Our friends are forever making comments about how we’re always doing something fun. I’ll admit, I was the busiest unemployed person in the history of unemployment. I never let a little thing like no money stop me from embarking upon one adventure after another, and when Tara moved here in April, she adopted the same philosophy. We had two and a half months to play together, and play we did. I can’t help that our exploits were plastered all over Facebook, usually accompanied by photographic evidence of all the places we had been. We just like to share snippets of our lives and keep our friends in the loop! Still, once we both landed jobs, more than one person remarked, “Great – now you guys will be too busy working to get out and do amazing things all the time!”

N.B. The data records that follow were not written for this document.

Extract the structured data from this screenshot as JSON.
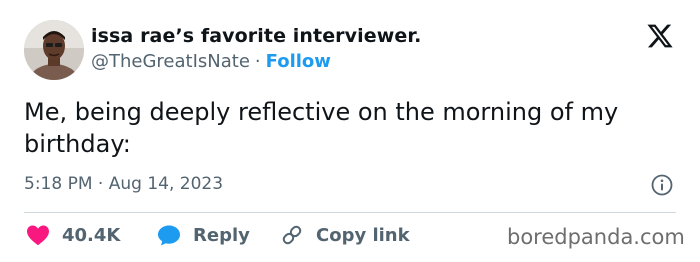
{
  "author": {
    "display_name": "issa rae’s favorite interviewer.",
    "handle": "@TheGreatIsNate",
    "separator": "·",
    "follow_label": "Follow"
  },
  "tweet": {
    "text": "Me, being deeply reflective on the morning of my birthday:",
    "time": "5:18 PM",
    "date": "Aug 14, 2023",
    "meta_separator": "·"
  },
  "actions": {
    "like_count": "40.4K",
    "reply_label": "Reply",
    "copy_link_label": "Copy link"
  },
  "watermark": "boredpanda.com",
  "icons": {
    "brand": "x-logo-icon",
    "info": "info-icon",
    "like": "heart-icon",
    "reply": "speech-bubble-icon",
    "copy": "link-icon"
  },
  "colors": {
    "text": "#0f1419",
    "secondary": "#536471",
    "follow": "#1d9bf0",
    "like": "#f91880",
    "reply": "#1d9bf0",
    "divider": "#cfd9de"
  }
}
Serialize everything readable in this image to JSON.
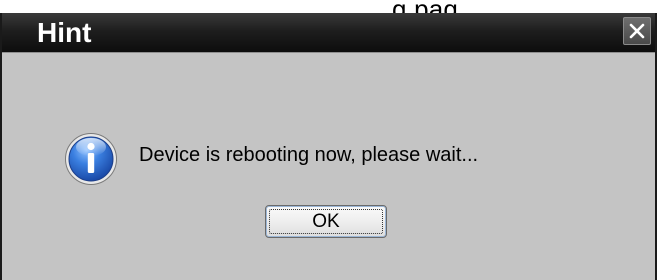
{
  "background": {
    "partial_text": "g pag"
  },
  "dialog": {
    "title": "Hint",
    "close_icon": "close-icon",
    "message_icon": "info-icon",
    "message": "Device is rebooting now, please wait...",
    "ok_label": "OK"
  },
  "colors": {
    "titlebar": "#141414",
    "title_text": "#ffffff",
    "dialog_body": "#c4c4c4",
    "info_icon_blue": "#2f6fd1"
  }
}
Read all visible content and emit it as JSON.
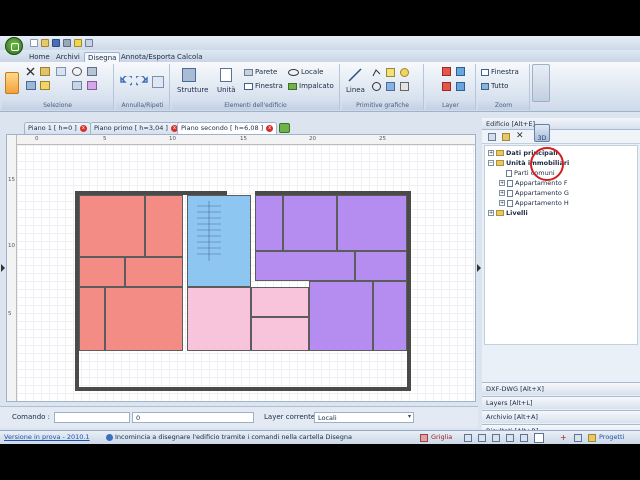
{
  "quick_access": {
    "icons": [
      "new-icon",
      "open-icon",
      "save-icon",
      "print-icon",
      "undo-icon",
      "options-icon"
    ]
  },
  "menu_tabs": [
    "Home",
    "Archivi",
    "Disegna",
    "Annota/Esporta",
    "Calcola"
  ],
  "active_menu_tab": "Disegna",
  "ribbon": {
    "groups": {
      "selezione": "Selezione",
      "annulla": "Annulla/Ripeti",
      "elementi": "Elementi dell'edificio",
      "primitive": "Primitive grafiche",
      "layer": "Layer",
      "zoom": "Zoom"
    },
    "buttons": {
      "strutture": "Strutture",
      "unita": "Unità",
      "parete": "Parete",
      "finestra": "Finestra",
      "locale": "Locale",
      "impalcato": "Impalcato",
      "linea": "Linea",
      "zoom_finestra": "Finestra",
      "zoom_tutto": "Tutto"
    }
  },
  "document_tabs": [
    {
      "label": "Piano 1 [ h=0 ]"
    },
    {
      "label": "Piano primo [ h=3,04 ]"
    },
    {
      "label": "Piano secondo [ h=6,08 ]"
    }
  ],
  "ruler": {
    "h_ticks": [
      "0",
      "5",
      "10",
      "15",
      "20",
      "25"
    ],
    "v_ticks": [
      "15",
      "10",
      "5"
    ]
  },
  "right_panel": {
    "header": "Edificio [Alt+E]",
    "badge_3d": "3D",
    "tree": {
      "dati": "Dati principali",
      "unita": "Unità immobiliari",
      "parti": "Parti comuni",
      "app_f": "Appartamento F",
      "app_g": "Appartamento G",
      "app_h": "Appartamento H",
      "livelli": "Livelli"
    },
    "accordion": [
      "DXF-DWG [Alt+X]",
      "Layers [Alt+L]",
      "Archivio [Alt+A]",
      "Risultati [Alt+R]"
    ]
  },
  "command_bar": {
    "label": "Comando :",
    "value": "0",
    "layer_label": "Layer corrente",
    "layer_value": "Locali"
  },
  "status": {
    "version": "Versione in prova - 2010.1",
    "message": "Incomincia a disegnare l'edificio tramite i comandi nella cartella Disegna",
    "griglia": "Griglia",
    "progetti": "Progetti"
  },
  "colors": {
    "apt_red": "#f28c84",
    "apt_blue": "#8ec6f2",
    "apt_pink": "#f7c4dc",
    "apt_purple": "#b58cf0",
    "accent": "#d21e1e"
  }
}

Comments like those made me wonder if we truly are unique in the way we maximize our spare time. I thought everybody went out and did things, taking advantage of the local and regional offerings, but maybe I was wrong. I had one friend who never ventured into Portland because he hated “dealing with the hassle of it all.” The “hassle” involves driving across a single bridge. Portland is literally ten minutes away. I have another friend, and I’m sorry if he’s reading this and recognizes himself, but he is constantly dropping hints about me taking him to Voodoo Doughnut, because he’s never been. First of all, that’s unconscionable. VD is awesome! (Err…you know what I mean). Second, it’s just a quick drive downtown. Why rely on somebody else to do something fun? Go out and make your own happiness! I was on my own for five years, and I never let that stop me from going to the movies or grabbing a bite to eat from a food truck downtown or making a trip to the coast or, hell, driving to DAYTON FREAKIN’ OHIO and back. Would I rather have had somebody wonderful like Tara to share those adventures with? Of course! But I didn’t stop living just because I was alone. Besides, that’s why they invented prostitutes.
Oh, relax. I’m kidding.
When I think of all the things I would have missed out on if I’d decided it was “too much hassle” to leave the house, I cringe. I’d have never experienced the sweet deliciousness of freshly picked huckleberries, or hiked across the pumice plain of an active volcano to get a close-up shot of the waterfall spilling from its crater, or roamed the blue-and-yellow rooms of a museum devoted entirely to canned lunchmeat in a tiny Minnesota town few people have ever heard of. And, I’d have never eaten a maple bacon bar. My life would be far less rich for the lack of experience, that’s for sure.
So, yeah. An occasional relaxing weekend is fine and dandy, but I wouldn’t want to do it all the time. I couldn’t do it all the time. Which is why in the next month we’re planning to conquer the Fruit Loop in Hood River, and spend a weekend next to the ocean, and watch a favorite band play live, and take another trip to Seattle.
Life’s just far too short not to do those things, you know?